Researchers had previously discovered partial bypasses to sidestep individual EMET protections, but never a complete bypass in the vein of Bromium's discovery. Kashyap noted that the bypass shows fundamental weaknesses in tools like EMET, which operates on the basis of discovering known exploits.
Such weaknesses, he said, will only become more prevalent as attackers utilize more unknown techniques going forward. Still, Kashyap admitted that the complexity of the exploit utilized by Bromium was hardly trivial, meaning that it's unclear how quickly more EMET bypasses may be discovered.

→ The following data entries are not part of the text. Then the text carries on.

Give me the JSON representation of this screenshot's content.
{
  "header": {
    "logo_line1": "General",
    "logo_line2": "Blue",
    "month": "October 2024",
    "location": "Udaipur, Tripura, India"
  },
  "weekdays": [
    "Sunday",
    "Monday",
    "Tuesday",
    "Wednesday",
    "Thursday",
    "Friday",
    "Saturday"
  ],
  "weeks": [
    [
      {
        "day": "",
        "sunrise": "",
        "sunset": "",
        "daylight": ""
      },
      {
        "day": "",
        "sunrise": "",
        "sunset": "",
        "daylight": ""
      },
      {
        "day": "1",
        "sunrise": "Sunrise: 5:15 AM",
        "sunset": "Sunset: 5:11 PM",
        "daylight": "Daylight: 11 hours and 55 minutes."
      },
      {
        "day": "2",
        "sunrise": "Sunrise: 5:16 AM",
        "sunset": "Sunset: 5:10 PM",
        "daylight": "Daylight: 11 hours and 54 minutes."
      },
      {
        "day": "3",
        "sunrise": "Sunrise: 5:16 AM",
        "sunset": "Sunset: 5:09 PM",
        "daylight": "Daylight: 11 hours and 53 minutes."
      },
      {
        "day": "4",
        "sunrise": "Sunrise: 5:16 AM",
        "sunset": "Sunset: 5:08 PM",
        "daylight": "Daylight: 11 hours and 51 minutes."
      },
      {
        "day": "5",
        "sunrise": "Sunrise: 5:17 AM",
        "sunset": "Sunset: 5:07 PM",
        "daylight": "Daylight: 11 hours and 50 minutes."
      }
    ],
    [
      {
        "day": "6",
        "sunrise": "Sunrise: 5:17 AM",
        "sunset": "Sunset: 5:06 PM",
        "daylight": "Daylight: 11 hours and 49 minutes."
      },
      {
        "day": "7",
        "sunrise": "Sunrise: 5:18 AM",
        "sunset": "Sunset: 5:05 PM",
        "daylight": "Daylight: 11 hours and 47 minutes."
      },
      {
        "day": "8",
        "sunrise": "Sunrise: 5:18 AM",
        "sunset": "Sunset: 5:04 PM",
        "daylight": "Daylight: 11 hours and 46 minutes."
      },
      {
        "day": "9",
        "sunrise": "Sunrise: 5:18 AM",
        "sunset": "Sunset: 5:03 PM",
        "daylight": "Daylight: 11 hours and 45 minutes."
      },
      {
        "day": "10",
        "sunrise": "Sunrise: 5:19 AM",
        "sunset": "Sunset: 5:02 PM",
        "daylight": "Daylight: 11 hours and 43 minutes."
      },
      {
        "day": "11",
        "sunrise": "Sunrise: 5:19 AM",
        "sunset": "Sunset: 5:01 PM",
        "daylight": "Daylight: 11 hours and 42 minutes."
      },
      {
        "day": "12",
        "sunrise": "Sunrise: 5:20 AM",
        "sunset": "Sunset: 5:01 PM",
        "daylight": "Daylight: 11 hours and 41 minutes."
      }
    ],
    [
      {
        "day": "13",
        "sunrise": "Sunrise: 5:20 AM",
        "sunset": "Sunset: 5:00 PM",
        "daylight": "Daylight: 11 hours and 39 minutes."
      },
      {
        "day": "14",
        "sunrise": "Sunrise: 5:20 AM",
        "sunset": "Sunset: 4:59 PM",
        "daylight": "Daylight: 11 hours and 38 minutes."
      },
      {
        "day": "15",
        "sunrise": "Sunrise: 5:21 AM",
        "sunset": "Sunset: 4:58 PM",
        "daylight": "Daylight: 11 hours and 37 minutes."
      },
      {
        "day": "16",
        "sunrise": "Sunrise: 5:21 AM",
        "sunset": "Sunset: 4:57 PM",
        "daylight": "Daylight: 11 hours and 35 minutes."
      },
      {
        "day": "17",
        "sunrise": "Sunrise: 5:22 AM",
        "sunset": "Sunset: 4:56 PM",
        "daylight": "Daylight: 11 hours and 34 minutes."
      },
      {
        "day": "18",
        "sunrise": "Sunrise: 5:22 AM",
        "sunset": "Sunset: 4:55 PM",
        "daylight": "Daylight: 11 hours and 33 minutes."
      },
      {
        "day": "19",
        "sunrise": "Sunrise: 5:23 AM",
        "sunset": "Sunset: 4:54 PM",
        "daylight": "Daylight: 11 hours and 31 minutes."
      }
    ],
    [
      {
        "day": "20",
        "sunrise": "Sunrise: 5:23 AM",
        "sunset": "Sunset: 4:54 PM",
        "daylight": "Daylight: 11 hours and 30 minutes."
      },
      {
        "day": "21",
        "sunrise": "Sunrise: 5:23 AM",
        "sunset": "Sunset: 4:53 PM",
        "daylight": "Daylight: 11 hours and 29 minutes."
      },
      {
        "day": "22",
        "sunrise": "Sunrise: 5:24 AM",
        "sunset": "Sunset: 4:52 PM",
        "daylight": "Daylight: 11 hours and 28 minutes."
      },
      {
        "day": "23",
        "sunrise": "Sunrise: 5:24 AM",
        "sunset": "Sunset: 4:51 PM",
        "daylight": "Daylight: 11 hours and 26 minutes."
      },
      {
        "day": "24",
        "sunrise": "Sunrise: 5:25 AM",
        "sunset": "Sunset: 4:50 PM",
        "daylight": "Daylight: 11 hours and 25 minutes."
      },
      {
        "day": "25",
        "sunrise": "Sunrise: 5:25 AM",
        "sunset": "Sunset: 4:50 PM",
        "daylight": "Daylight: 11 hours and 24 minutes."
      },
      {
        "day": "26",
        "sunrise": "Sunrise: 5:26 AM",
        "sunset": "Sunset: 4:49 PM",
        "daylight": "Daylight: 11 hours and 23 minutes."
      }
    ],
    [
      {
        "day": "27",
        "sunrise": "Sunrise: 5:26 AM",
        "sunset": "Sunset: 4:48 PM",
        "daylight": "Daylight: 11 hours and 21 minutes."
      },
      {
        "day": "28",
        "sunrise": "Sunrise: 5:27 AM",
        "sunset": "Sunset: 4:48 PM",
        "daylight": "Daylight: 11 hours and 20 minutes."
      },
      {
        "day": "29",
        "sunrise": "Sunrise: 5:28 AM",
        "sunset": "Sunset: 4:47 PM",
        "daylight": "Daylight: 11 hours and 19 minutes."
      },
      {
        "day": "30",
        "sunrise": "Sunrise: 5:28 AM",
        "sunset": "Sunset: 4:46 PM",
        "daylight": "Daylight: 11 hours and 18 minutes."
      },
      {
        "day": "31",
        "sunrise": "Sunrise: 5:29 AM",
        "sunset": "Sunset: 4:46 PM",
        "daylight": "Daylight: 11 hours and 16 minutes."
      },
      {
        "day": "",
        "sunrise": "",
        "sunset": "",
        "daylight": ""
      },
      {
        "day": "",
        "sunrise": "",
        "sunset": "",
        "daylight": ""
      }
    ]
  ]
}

Bromium worked with Microsoft to fix this particular issue in the upcoming EMET 5.0 update, which the software giant released in beta form at RSA Conference 2014. Version 5.0 also promises to deliver attack surface reduction and plug-in protection, which could, according to Kashyap, prevent the execution of malicious Java payloads.
EMET can continue to deliver value for enterprise security teams, Kashyap said, as long they understand the toolkit's place in an overall defense-in-depth strategy. In particular, he said that companies with mature security programs should look to technologies that isolate threats, in addition to EMET and other endpoint tools that focus on detecting and blocking attacks.
"EMET certainly raises the bar for exploitation, and don't forget this is a free tool coming from Microsoft. This research doesn't make EMET useless or pointless," Kashyap said. "If you are trying to protect something which is important, you need to have a much more well-thought-out defensive strategy, and you can't just use a tool like EMET for that."
Wei Chen, an exploit developer for Rapid7's popular Metasploit framework, agreed with Kashyap that EMET 5.0 should make it harder for attackers to write successful Windows-based exploits, but that will only prove true if enterprises widely deploy the tool.
Despite being free and available for nearly five years, Chen said that many organizations have yet to deploy EMET, for a variety reasons. Some have simply never heard of the toolkit, he opined, while others may be scared off by the potential application compatibility issues. For example, Microsoft's own Skype application will not work while EMET is active unless Export Address Table Access Filtering is disabled.
Chen said that many attackers aren't writing exploits with thought given to bypassing EMET, though a recently discovered zero day targeting IE versions 9 and 10 reportedly would not deploy if the EMET DLL was detected on a machine. Despite writing exploits as part of his job, Chen said he's never been asked to take EMET detection into consideration.
Chen also noted that EMET should only be viewed as a technology that blocks common software exploitation techniques, not as a security cure-all. If a Windows end user downloads untrusted files, clicks on shady links or reuses passwords, attackers simply won't care whether EMET is on a system, according to Chen, because they'll simply find easier ways to compromise a network.
If used properly, though, EMET can be a vital security tool that helps block zero days and other exploits.
"I think Microsoft has been doing a pretty good job at raising the cost of exploitation by making it harder, but not perfect, as Bromium pointed out," Chen said. "As a user, you'd be a fool not to use EMET."